Meine erste Numb3rs Story. Bin ein ziemlicher Newie, aber vertraue einfach darauf, dass ihr mir sagt, wenn euch ein Fehler auffällt? Über Revs freue ich mich immer ;-)

Missing

Chapter 1: unbemerkt

Es war ein verdammter Tag. Einer von denen, die einem die ganze Zeit nur auf den Wecker gehen, an denen man allen Menschen – und vor allem sich selbst – gereizt und unhöflich gegenüber tritt. An denen man sich selbst am wenigsten mag, aber dazu neigt, anderen die Schuld daran zu geben.

Es war nichts Neues, weder für Charlie, noch für ihren Vater, noch für Don selbst. Charlie hatte ihm dazu einmal eine Gleichung aufgespannt.

„Wenn man den Stressfaktor bedenkt und dazu noch auf der x-Achse die Frustration einbezieht, so kann man mit einer Abweichung von plus minus 3 Tagen sagen, dass sich deine Laune mit steigender Erfolglosigkeit und weniger Zeit zuhause in einer linearen Geraden verschlechtert und du es auch mit exponentiell wachsender Häufigkeit nach außen trägst."

Leider war das genau an einem jener Tage gewesen, die wie heute waren und Don hatte sich nicht einmal die Mühe gemacht, das zu verstehen, da er wie immer andere Sachen im Kopf hatte. Er liebte Charlie, aber manchmal waren auch die Nachteile, einen kleinen Bruder mit dem IQ von 180 zu haben, mehr als deutlich und trieben ihn beinahe zum Wahnsinn.

„Verdammt!"

Das Geld klimperte auf dem Boden und die Münzen rollten in alle Richtungen davon. Don trat auf einige und hinderte sie somit daran, sich noch weiter zu entfernen. Heute ging alles schief. Der Fall, an dem er arbeitete, ging schon seit Monaten nicht voran und heute Morgen hatte er sich deswegen lange und breit anhören dürfen, dass er schneller arbeiten müsse, um endlich Erfolge zu erzielen. Er wusste selbst dass ihnen die Zeit in dieser Entführungssache davon lief, doch egal wie sehr er sich bemühte, er kam dem Kidnapper nicht auf die Spur. Charlie hatte mehr als einmal den Aufenthaltsort des Entführers und seiner 10-jährigen Geisel ausfindig machen können, doch jedes Mal waren sie zu spät gekommen.

Die Zeit des Mädchens wurde knapp… Terry glaubte, dass sie nur noch bis zu Melindas Geburtstag Zeit hatten… er war in zwei Wochen.

Zudem lief auch sonst alles schief heute. Don war außergewöhnlich nervös und unter Spannung. Er wollte ja schneller arbeiten, aber es ging einfach nicht! Dauernd fielen ihm Ordner aus den Händen, deren Inhalt sich über Schreibtische und Fußboden ergoss und bei seinem Glück fiel dabei auch gleich noch eine Kaffeetasse um, deren Inhalt genau das selbe machte und somit alle Dokumente ruinierte.

Dass er das Geld hatte fallen lassen wunderte ihn keinesfalls, aber deprimierte nur noch mehr.

„Immer langsam," sagte ihm der Ladenbesitzer hinter der Kasse unnötigerweise, machte aber keine Anstalten, ihm zu helfen.

Don hatte nicht mehr als einen giftigen Blick für den dicken Mann übrig.
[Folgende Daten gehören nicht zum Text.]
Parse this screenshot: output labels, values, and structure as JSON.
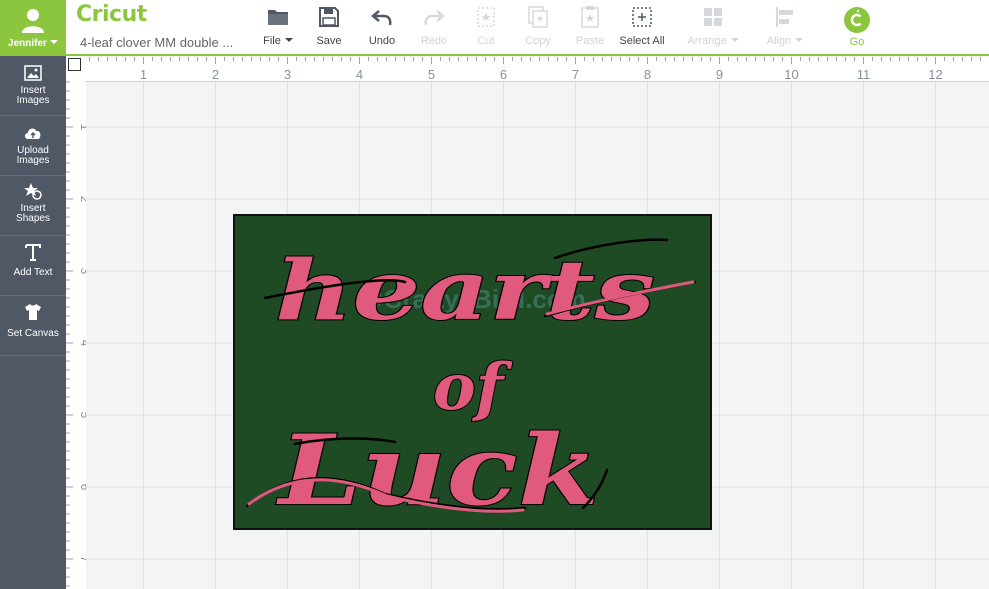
{
  "user": {
    "name": "Jennifer",
    "icon": "user-icon"
  },
  "brand": {
    "logo": "Cricut",
    "project_name": "4-leaf clover MM double ..."
  },
  "toolbar": {
    "file": "File",
    "save": "Save",
    "undo": "Undo",
    "redo": "Redo",
    "cut": "Cut",
    "copy": "Copy",
    "paste": "Paste",
    "select_all": "Select All",
    "arrange": "Arrange",
    "align": "Align",
    "go": "Go"
  },
  "sidebar": {
    "items": [
      {
        "line1": "Insert",
        "line2": "Images",
        "icon": "image-icon"
      },
      {
        "line1": "Upload",
        "line2": "Images",
        "icon": "cloud-upload-icon"
      },
      {
        "line1": "Insert",
        "line2": "Shapes",
        "icon": "shapes-icon"
      },
      {
        "line1": "Add Text",
        "line2": "",
        "icon": "text-icon"
      },
      {
        "line1": "Set Canvas",
        "line2": "",
        "icon": "tshirt-icon"
      }
    ]
  },
  "ruler": {
    "horizontal": [
      "1",
      "2",
      "3",
      "4",
      "5",
      "6",
      "7",
      "8",
      "9",
      "10",
      "11",
      "12"
    ],
    "vertical": [
      "1",
      "2",
      "3",
      "4",
      "5",
      "6",
      "7"
    ]
  },
  "artwork": {
    "line1": "hearts",
    "line2": "of",
    "line3": "Luck",
    "watermark": "@CraftyJBird.com"
  },
  "colors": {
    "brand_green": "#8cc63f",
    "sidebar_bg": "#505866",
    "canvas_bg": "#f3f4f6",
    "grid_line": "#dcdfe4",
    "artwork_bg": "#1f4b24",
    "lettering": "#e05a7e"
  }
}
Er sah Charlie noch genau dort stehen, wo er ihn zurück gelassen hatte – am Eingang des Ladens. Eine Münze war direkt vor seine Füße gerollt, aber er schien so sehr mit Block und Bleistift beschäftigt, dass er die Welt um sich herum nicht wahrnahm. Er starrte nur auf seine Berechnungen und seine Augen zuckten hin und her, als versuchte er, durch ein imaginäres Netz die Zusammenhänge zu verstehen.

Don stöhnte und bückte sich, um das Geld aufzuheben. Dabei blieb er natürlich an der Einkaufstüte hängen und beförderte sie direkt auf den Boden. Die Milchflasche darin zerbrach klirrend und ergoss sich nicht nur auf den ganzen anderen Inhalt, sondern auch auf seine Schuhe und die Säume der Hosen.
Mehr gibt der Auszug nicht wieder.